Everyone has undergone worry and hardship since the emergence of a novel coronavirus almost two years ago. Many have suffered tragedy. Today it is worth reflecting on the sacrifices made by Christians in this crisis. They have found their ability to worship curtailed, even to the point of the closure of churches for much of last year. This has not stopped congregations throughout the nation from doing their utmost to alleviate hardship and help those who are isolated and grieving. They will know, too, the still worse fate of Christian populations worldwide that are facing severe repression. Not only respect but gratitude is due to them, from fellow citizens of all faiths and none.

Church leaders, notably Justin Welby, the Archbishop of Canterbury, have weathered objections during the crisis for supposedly being too willing to acquiesce to secular demands to abandon collective worship. The criticisms are misplaced. As the great Protestant ethicist Reinhold Niebuhr wrote, concerning the social obligations of the churches: “Sometimes we must prefer a larger good to a smaller one, without the hope that the smaller one will be preserved in the larger one.”

The larger good, during the pandemic, has been to protect the vulnerable. Discharging this commitment has often come at the cost of the spiritual nourishment and sense of communal belonging that Christians derive from collective worship, including hymns and the Eucharist. Yet congregations have embraced this civic obligation. In doing so, they have not only followed the counsel of the archbishop and other church leaders, but adopted the selfless example of the head of the Church of England. The Queen, through example rather than exhortation, made a decisive intervention in the campaign to get people vaccinated. And even at the funeral of the Duke of Edinburgh, her husband of 73 years, she observed the requirements of social distancing, though everyone would have understood if she had required the solace of a companion by her side.

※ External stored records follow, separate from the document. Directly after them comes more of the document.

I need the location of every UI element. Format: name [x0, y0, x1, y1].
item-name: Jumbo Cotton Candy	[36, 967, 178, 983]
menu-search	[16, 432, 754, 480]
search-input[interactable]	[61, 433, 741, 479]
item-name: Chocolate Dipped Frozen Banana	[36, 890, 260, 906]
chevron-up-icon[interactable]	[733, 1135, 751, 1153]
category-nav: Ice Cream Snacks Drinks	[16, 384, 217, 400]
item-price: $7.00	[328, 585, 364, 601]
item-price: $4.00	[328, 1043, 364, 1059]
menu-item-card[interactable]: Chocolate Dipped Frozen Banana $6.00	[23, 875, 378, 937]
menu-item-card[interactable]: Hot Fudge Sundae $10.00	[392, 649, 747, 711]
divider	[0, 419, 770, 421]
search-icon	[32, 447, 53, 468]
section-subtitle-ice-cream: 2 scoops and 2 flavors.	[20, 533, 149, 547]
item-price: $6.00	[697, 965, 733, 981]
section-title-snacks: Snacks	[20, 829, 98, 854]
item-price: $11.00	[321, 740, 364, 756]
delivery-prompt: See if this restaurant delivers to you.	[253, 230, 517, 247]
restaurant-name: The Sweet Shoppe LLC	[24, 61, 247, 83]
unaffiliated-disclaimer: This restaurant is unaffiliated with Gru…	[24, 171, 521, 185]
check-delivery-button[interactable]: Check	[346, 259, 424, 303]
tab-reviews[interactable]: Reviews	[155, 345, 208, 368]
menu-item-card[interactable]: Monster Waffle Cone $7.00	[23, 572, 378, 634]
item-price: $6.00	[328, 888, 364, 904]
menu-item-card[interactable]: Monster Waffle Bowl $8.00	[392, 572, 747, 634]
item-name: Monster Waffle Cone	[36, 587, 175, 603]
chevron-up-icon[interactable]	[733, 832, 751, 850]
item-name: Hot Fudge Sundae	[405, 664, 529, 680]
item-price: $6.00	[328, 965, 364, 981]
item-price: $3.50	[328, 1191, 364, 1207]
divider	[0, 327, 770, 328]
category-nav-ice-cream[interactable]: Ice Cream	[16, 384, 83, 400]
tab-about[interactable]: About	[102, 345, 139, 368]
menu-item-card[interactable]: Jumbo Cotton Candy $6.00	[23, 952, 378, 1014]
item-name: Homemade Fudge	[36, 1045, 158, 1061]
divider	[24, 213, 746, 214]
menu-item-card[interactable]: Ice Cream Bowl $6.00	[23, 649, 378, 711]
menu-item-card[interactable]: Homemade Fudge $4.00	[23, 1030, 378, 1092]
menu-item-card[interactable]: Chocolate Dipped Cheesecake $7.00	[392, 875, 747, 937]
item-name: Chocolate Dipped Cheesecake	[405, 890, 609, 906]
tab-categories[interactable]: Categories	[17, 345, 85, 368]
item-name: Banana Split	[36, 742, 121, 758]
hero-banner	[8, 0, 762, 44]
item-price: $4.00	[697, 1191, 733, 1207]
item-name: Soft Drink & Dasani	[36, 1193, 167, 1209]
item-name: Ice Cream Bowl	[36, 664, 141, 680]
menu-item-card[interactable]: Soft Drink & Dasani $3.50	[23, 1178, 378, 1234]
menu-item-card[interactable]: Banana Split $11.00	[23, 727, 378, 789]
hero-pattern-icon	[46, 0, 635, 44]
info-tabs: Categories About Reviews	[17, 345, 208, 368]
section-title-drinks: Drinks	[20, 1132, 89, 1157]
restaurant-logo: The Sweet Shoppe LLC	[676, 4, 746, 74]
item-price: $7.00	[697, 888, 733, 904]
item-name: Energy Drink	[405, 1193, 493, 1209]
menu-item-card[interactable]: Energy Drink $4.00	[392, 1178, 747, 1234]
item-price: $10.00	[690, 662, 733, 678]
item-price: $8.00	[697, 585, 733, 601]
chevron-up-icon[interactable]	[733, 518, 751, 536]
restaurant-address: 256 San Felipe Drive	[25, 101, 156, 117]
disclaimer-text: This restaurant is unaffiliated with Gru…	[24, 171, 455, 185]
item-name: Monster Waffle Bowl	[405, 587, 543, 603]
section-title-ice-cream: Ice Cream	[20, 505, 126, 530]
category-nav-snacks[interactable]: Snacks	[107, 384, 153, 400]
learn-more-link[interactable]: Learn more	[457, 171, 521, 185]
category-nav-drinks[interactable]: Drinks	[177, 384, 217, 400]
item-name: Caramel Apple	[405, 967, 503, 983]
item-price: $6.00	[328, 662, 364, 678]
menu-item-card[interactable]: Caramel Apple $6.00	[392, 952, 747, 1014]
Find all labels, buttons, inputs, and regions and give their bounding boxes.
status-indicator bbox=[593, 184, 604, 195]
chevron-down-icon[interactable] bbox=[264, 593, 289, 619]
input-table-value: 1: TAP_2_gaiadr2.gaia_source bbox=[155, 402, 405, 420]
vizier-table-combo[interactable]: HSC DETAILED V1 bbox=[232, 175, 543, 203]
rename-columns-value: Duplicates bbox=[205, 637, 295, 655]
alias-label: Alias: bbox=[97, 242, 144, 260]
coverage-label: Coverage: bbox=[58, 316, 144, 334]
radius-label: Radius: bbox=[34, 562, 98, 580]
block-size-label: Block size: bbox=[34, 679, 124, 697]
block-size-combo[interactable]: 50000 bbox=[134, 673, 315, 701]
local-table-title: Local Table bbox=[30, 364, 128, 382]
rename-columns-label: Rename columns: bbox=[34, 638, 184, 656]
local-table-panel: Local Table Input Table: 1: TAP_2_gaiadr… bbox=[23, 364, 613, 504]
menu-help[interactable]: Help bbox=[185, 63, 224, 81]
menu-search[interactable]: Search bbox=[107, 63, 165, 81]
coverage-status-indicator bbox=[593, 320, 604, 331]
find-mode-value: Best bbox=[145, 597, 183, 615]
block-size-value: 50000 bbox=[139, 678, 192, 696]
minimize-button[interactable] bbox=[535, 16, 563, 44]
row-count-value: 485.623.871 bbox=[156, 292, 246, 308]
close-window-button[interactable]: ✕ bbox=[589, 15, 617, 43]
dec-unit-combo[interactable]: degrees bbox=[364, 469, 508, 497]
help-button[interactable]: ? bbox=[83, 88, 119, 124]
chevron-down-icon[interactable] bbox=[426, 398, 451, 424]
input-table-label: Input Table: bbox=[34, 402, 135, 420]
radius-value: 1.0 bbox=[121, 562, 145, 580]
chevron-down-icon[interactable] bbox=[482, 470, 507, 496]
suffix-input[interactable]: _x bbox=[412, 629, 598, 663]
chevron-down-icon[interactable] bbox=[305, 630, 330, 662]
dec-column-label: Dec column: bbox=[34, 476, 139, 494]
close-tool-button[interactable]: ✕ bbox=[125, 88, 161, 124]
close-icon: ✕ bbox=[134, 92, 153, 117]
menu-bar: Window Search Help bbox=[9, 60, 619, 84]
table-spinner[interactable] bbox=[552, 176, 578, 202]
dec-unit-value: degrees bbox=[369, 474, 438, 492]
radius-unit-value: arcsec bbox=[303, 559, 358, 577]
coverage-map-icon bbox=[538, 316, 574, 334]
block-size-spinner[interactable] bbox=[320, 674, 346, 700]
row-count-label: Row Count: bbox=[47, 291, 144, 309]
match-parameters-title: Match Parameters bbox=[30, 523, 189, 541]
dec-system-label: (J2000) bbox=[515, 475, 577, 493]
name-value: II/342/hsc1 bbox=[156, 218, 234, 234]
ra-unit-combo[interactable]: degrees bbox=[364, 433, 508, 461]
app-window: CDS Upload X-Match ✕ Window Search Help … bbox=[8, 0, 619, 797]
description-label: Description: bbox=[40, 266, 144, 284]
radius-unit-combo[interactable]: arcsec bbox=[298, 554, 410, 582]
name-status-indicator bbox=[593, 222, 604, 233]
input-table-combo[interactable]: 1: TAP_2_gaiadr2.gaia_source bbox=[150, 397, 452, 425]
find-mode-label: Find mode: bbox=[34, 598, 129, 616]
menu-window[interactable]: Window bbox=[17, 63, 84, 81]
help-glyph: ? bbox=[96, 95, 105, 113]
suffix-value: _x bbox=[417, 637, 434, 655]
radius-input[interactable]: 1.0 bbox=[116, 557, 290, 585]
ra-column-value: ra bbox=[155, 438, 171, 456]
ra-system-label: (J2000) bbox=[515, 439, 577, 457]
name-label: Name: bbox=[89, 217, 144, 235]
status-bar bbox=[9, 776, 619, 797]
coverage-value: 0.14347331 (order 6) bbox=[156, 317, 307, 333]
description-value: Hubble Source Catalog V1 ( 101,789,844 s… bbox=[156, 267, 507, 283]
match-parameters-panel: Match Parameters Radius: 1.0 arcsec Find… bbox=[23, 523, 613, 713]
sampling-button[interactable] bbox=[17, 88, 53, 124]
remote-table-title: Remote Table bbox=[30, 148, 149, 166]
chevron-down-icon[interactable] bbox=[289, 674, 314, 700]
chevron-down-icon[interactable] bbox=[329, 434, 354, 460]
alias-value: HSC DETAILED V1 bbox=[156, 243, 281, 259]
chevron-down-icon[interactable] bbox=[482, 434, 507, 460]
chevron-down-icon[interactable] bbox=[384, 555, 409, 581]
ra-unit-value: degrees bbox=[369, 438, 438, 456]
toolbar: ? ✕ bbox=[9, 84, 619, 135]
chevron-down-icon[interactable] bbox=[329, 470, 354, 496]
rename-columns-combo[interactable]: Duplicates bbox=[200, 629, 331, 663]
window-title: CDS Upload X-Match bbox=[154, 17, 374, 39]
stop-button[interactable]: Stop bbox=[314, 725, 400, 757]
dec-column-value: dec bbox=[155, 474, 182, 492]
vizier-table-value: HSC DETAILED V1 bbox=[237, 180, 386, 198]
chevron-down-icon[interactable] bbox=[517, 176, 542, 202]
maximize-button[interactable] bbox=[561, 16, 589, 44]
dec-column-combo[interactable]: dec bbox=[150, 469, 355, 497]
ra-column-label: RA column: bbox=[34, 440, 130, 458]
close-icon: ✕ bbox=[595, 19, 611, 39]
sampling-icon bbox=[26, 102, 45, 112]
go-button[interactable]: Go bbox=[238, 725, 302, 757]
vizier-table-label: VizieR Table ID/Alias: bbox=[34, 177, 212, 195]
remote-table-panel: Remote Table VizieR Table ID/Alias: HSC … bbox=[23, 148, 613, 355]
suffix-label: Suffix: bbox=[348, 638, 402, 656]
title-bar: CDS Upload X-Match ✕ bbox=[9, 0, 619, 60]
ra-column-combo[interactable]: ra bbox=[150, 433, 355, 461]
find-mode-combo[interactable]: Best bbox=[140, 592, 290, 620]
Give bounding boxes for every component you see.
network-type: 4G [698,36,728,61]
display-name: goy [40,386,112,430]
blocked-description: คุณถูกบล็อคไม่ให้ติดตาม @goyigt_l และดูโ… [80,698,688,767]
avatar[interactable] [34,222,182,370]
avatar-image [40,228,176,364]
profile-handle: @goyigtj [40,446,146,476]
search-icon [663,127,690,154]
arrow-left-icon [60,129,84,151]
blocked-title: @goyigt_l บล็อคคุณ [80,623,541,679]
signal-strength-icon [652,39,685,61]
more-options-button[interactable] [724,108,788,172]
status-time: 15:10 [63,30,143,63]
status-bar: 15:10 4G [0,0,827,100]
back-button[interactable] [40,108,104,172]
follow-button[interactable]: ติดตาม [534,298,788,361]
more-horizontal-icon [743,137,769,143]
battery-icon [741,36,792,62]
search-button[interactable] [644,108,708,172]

The church has long shown a scrupulous concern for public health amid crisis and catastrophe. In the wake of the Quarantine Act 1721, designed to contain the spread of plague, a London curate called Thomas Lewis issued a pamphlet urging that the dead no longer be interred in churches (a practice that provided a healthy revenue stream for parishes). Lewis and his contemporaries knew nothing of the germ theory of disease, and hence of how viruses spread, but he understood perfectly that Christian discipleship requires adapting customs to safeguard the living.